Essai
Nouvelle parution
C. Charles, Théâtres en capitales. Naissance de la société du spectable à Paris, Berlin, Londres et Vienne.

C. Charles, Théâtres en capitales. Naissance de la société du spectable à Paris, Berlin, Londres et Vienne.

Publié le par Marc Escola

Théâtres en capitales. Naissance de la société du spectable à Paris, Berlin, Londres et Vienne
Christophe Charle


Paru le : 15/10/2008
Editeur : Albin Michel
Collection : bibliotheque histoire
ISBN : 978-2-226-18701-7
EAN : 9782226187017
Nb. de pages : 572 pages

Prix éditeur : 29,00€


Théâtre, café-concert, music-hall hier, cinéma, télévision, internet aujourd'hui : le spectacle est le propre des sociétés ouvertes à l'âge démocratique.

C'est à travers lui que nous mettons en scène nos passions, nos plaisirs, nos humeurs, nos soifs d'ailleurs et d'autrement. Tout commence donc avec le théâtre, dont Paris est la capitale entre 1860 et 1914, à l'époque où la scène est le principal divertissement des milieux urbains, au moment aussi où, dans toute l'Europe, se mettent en place les structures de la libre entreprise culturelle. Paris, Berlin, Londres et Vienne : l'approche comparative du monde des auteurs, des directeurs de théâtre, des actrices, des acteurs, des publics fait ici merveille.
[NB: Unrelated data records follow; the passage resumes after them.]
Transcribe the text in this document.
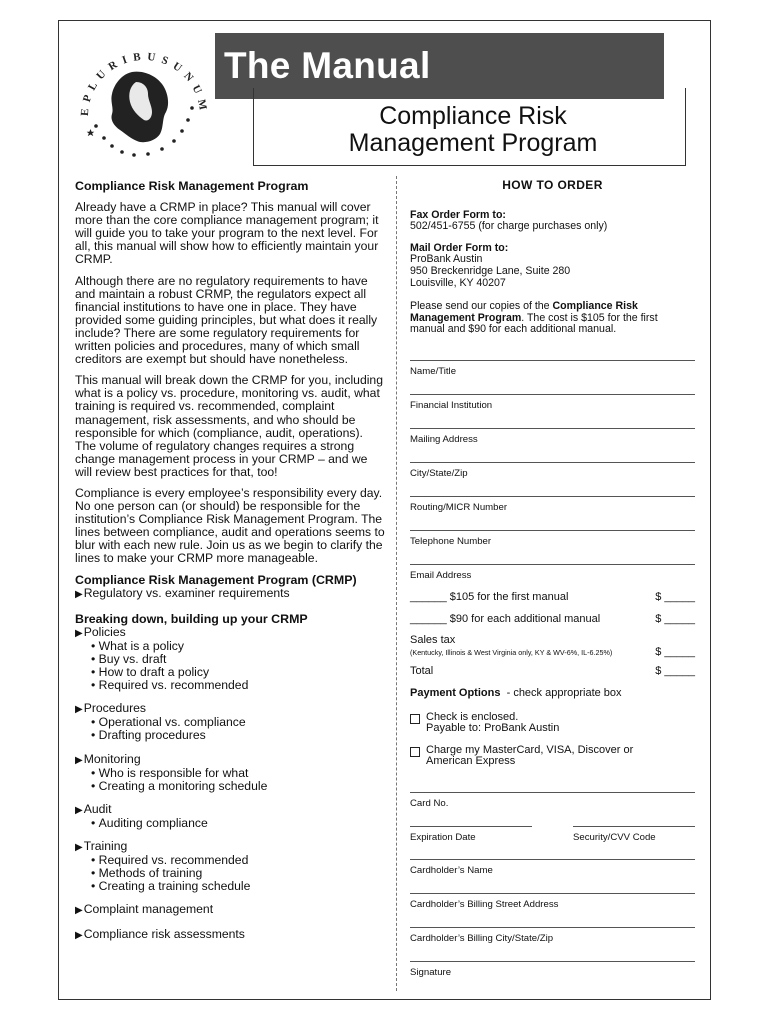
E P L U R I B U S U N U M
The Manual
Compliance Risk
Management Program
Compliance Risk Management Program

Already have a CRMP in place? This manual will cover more than the core compliance management program; it will guide you to take your program to the next level. For all, this manual will show how to efficiently maintain your CRMP.

Although there are no regulatory requirements to have and maintain a robust CRMP, the regulators expect all financial institutions to have one in place. They have provided some guiding principles, but what does it really include? There are some regulatory requirements for written policies and procedures, many of which small creditors are exempt but should have nonetheless.

This manual will break down the CRMP for you, including what is a policy vs. procedure, monitoring vs. audit, what training is required vs. recommended, complaint management, risk assessments, and who should be responsible for which (compliance, audit, operations). The volume of regulatory changes requires a strong change management process in your CRMP – and we will review best practices for that, too!

Compliance is every employee’s responsibility every day. No one person can (or should) be responsible for the institution’s Compliance Risk Management Program. The lines between compliance, audit and operations seems to blur with each new rule. Join us as we begin to clarify the lines to make your CRMP more manageable.

Compliance Risk Management Program (CRMP)
▶ Regulatory vs. examiner requirements
Breaking down, building up your CRMP
▶ Policies
• What is a policy
• Buy vs. draft
• How to draft a policy
• Required vs. recommended
▶ Procedures
• Operational vs. compliance
• Drafting procedures
▶ Monitoring
• Who is responsible for what
• Creating a monitoring schedule
▶ Audit
• Auditing compliance
▶ Training
• Required vs. recommended
• Methods of training
• Creating a training schedule
▶ Complaint management
▶ Compliance risk assessments
HOW TO ORDER

Fax Order Form to:

502/451-6755 (for charge purchases only)

Mail Order Form to:

ProBank Austin

950 Breckenridge Lane, Suite 280

Louisville, KY 40207

Please send our copies of the Compliance Risk Management Program. The cost is $105 for the first manual and $90 for each additional manual.

Name/Title
Financial Institution
Mailing Address
City/State/Zip
Routing/MICR Number
Telephone Number
Email Address
______ $105 for the first manual	$ _____
______ $90 for each additional manual	$ _____
Sales tax
(Kentucky, Illinois & West Virginia only, KY & WV-6%, IL-6.25%)	$ _____
Total	$ _____

Payment Options - check appropriate box

Check is enclosed.
Payable to: ProBank Austin
Charge my MasterCard, VISA, Discover or
American Express
Card No.
Expiration Date	Security/CVV Code
Cardholder’s Name
Cardholder’s Billing Street Address
Cardholder’s Billing City/State/Zip
Signature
Car si la logique à l'oeuvre est partout la même, chaque représentation, dans chacune des quatre capitales, met en mouvement une culture et une société propres - société fictive sur scène, société réelle dans la salle et après le spectacle. Pourquoi le succès, pourquoi le scandale, pourquoi l'indifférence, pourquoi l'oubli ? Telles sont quelques-unes des questions vives qu'éclaire cette étude magistrale, aussi instructive pour comprendre le monde d'hier que celui d'aujourd'hui.

Sommaire:

LES SOCIETES DU SPECTACLE
Le siècle des théâtres
Les directeurs de théâtre : entre spéculation et vocation
Acteurs et actrices en quête de personnages
Les auteurs favoris du public
A la recherche du succès
SOCIETES EN REPRESENTATION(S)
Publics de Londres et de Paris
Paris, capitale théâtrale de l'Europe ?
La société en représentations
Coups de théâtre : Morale et politique sur scène
" Il faut absolument être moderne "

Christophe Charte, professeur d'histoire contemporaine à l'Université de Paris-I, directeur de l'Institut d'histoire moderne et contemporaine, est l'auteur de près de vingt ouvrages.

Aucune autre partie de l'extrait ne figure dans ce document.